The Cincinnati Lancet & Observer (1863)

Monday, July 22, 2019

Notes Against a Manifesto


What is to be done? Is there anything more exasperating than the cycle of analysis regarding our political situation? How did we get here? Whose fault is it? The implicit argument too often seems to be that there is no dilemma, no reason to trade off one thing for another and not have it both ways, as long as you listen to me. I'm neither a prophet nor a political scientist — and no one listens to me (nor would I expect them to) — but at a fundamental level all of this profound wisdom seems to me to miss the point.

The manipulation, the lies, the social and economic and cultural anxieties, to which we all have been subjected are amply documented, and all of it takes its toll, warps our understanding and our better natures, makes us putty in the hands of demagogues. Tout comprendre, c'est tout pardonner, wrote Tolstoi, and that is true for the novelist but not satisfactory to the moral philosopher. If we're nothing more than the sum of our influences — and perhaps we're not, we can't prove the contrary — then we're not moral agents at all.

The social sciences are concerned with the study of causes; literature (of the best kind, something I insist on the existence of, Literature-with-a-capital L) is about freedom. Not freedom as the absence of chains or bars (not all of us have that luxury), but freedom as the consciousness of the ability to be a moral agent, in whatever sphere, even in the most constrained of circumstances.

Stalin supposedly commanded writers to be "engineers of human souls," but no writer worthy of the name is capable of doing any such thing. (Milan Kundera, among others, has said all of this better in his writings on the novel.) Engineers of the soul are, in any case, a dime a dozen.
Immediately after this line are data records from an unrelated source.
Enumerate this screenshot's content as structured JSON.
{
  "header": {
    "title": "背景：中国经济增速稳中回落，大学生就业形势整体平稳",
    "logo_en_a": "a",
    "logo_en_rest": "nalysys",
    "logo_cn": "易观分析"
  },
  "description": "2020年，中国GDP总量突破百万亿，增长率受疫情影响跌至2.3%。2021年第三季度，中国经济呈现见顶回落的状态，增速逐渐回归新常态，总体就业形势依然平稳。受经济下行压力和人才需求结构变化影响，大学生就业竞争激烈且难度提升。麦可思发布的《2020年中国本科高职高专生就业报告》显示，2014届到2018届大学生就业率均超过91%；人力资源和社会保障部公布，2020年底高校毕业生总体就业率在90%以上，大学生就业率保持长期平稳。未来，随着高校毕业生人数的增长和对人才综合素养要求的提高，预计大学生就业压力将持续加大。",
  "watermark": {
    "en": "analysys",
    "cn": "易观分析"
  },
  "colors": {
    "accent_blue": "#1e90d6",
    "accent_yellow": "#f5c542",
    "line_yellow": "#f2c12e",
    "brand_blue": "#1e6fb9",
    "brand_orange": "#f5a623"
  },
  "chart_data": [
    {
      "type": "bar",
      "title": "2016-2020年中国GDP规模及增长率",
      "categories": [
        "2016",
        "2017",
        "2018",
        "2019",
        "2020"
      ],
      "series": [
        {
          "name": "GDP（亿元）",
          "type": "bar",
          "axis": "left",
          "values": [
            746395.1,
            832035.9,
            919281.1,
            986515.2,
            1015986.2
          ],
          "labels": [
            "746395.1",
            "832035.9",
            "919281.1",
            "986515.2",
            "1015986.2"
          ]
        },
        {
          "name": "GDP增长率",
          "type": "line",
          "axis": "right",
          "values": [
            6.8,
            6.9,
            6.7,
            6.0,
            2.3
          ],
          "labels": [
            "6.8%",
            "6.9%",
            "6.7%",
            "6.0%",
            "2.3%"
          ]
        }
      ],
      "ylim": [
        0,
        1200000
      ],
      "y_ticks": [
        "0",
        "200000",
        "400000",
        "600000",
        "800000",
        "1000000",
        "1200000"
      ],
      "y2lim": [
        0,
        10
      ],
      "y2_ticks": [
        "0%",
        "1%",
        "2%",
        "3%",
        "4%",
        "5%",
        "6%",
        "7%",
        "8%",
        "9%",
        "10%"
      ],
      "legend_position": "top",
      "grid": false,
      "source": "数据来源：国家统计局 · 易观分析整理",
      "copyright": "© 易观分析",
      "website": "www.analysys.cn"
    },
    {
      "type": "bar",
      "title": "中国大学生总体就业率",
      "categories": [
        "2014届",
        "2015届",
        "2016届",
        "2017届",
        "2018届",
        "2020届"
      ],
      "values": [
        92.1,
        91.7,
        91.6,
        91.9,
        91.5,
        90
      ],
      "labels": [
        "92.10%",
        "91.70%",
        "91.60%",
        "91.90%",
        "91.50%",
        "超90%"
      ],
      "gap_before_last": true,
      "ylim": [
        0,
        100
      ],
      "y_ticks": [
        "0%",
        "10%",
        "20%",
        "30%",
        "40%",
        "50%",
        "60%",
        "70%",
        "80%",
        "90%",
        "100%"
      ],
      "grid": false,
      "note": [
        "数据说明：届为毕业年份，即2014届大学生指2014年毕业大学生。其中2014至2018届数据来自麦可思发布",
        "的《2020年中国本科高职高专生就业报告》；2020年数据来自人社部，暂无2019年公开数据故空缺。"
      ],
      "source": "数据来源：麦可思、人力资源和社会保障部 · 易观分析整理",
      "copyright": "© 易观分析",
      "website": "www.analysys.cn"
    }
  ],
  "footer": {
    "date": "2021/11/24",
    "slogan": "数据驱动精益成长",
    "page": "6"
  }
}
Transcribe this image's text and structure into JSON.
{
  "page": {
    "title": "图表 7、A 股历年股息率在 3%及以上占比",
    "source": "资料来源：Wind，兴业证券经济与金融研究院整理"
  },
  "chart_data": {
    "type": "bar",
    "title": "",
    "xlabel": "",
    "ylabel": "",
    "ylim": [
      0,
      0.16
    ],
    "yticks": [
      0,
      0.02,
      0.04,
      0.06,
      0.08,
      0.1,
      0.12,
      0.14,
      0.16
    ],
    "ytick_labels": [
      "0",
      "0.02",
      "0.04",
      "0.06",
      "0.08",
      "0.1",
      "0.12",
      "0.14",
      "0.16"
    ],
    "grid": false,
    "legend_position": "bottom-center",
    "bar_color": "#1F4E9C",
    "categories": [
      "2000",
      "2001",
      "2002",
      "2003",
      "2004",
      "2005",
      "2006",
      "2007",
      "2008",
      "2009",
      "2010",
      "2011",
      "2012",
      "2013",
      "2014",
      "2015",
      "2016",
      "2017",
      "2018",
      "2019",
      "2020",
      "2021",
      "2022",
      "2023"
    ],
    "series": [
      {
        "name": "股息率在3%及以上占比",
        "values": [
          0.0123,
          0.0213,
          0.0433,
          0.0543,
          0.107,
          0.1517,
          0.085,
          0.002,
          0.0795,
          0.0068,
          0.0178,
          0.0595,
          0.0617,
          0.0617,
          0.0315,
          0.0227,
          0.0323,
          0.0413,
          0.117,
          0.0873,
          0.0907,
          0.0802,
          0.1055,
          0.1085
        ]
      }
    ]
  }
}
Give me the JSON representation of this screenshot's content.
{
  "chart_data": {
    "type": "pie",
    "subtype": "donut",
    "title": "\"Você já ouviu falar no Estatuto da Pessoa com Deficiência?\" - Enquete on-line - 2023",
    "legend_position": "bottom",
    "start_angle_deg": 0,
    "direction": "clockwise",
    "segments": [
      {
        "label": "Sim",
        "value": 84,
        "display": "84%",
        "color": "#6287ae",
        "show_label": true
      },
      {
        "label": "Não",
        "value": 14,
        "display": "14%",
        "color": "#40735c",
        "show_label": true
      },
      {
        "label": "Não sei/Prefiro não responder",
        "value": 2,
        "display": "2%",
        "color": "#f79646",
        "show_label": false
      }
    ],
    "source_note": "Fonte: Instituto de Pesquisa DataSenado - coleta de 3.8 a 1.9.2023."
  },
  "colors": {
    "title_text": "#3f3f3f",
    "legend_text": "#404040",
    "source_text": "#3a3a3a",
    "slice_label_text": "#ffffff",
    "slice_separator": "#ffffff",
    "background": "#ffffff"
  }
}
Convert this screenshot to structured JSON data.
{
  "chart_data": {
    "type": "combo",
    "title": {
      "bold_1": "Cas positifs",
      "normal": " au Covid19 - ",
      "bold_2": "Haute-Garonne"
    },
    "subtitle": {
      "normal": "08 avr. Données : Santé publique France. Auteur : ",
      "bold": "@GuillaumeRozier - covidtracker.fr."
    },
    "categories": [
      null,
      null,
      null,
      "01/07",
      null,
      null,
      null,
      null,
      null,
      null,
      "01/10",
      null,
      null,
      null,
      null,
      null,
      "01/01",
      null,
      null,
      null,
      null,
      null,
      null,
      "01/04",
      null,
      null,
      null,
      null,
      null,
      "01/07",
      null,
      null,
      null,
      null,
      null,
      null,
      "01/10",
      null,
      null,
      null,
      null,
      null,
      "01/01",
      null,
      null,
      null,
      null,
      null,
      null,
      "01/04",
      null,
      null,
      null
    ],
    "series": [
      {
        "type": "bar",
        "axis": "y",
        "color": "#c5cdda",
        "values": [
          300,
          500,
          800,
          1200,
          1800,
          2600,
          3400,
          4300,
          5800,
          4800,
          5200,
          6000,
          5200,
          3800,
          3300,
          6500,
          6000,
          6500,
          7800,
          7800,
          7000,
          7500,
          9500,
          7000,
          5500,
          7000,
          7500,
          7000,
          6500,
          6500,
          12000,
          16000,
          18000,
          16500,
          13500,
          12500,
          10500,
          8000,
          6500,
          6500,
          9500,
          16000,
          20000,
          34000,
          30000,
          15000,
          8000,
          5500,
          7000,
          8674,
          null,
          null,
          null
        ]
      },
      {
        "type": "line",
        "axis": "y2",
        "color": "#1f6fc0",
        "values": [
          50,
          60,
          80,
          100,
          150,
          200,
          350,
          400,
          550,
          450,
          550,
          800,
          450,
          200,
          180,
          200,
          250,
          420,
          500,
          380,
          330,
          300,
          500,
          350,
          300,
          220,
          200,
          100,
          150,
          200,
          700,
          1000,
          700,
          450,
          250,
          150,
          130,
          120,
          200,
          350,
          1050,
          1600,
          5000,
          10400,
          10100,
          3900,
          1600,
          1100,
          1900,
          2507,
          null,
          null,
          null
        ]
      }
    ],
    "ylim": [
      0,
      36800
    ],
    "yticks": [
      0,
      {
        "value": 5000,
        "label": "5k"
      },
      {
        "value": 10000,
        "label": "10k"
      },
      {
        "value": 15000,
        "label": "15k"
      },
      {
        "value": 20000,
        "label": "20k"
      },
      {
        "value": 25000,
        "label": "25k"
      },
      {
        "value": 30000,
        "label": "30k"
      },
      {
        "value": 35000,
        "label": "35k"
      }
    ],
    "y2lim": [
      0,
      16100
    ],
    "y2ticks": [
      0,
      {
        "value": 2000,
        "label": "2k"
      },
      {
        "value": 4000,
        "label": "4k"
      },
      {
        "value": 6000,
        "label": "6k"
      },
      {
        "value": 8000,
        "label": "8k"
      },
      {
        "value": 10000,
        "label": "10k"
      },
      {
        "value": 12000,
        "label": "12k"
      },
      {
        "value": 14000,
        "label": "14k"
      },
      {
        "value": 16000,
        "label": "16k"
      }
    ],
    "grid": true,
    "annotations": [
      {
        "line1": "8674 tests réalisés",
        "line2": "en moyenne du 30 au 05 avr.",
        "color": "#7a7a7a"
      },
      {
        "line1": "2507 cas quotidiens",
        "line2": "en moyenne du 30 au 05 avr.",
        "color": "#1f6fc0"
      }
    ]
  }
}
Nevertheless, writers can, and do, interrogate the world, and no sphere can be barred to them, politics least of all. Writers have (or don't have) responsibility because we all do (or don't).

The symbol of moral freedom is not, in my view, the broken chain but the absence of a net, the high-wire act with nothing to fall back on. A single false step will be relentlessly exposed. Anything else, all the deadly sins, can, in time, perhaps be forgiven, but not bad faith.

For the pious of various stripes there is rarely any dilemma; their convictions will always protect them from the pitfalls of freedom. But such security is itself highly contingent, for if the net that protects them is whisked away where are they then? (The argument that the net must necessarily exist because we need it is pure sleight-of-hand.) Some, it is true, manage to maintain something that amounts to faith without believing there is a net beneath them, and with them I have no quarrel. I'm not really interested in how people get to virtuous action, or what flags they wrap themselves in to justify its opposite. But at some point you need to be able to look in the mirror and recognize what you see.

In the end the overriding issue at the moment is comfortingly binary: Fascism, yes or no?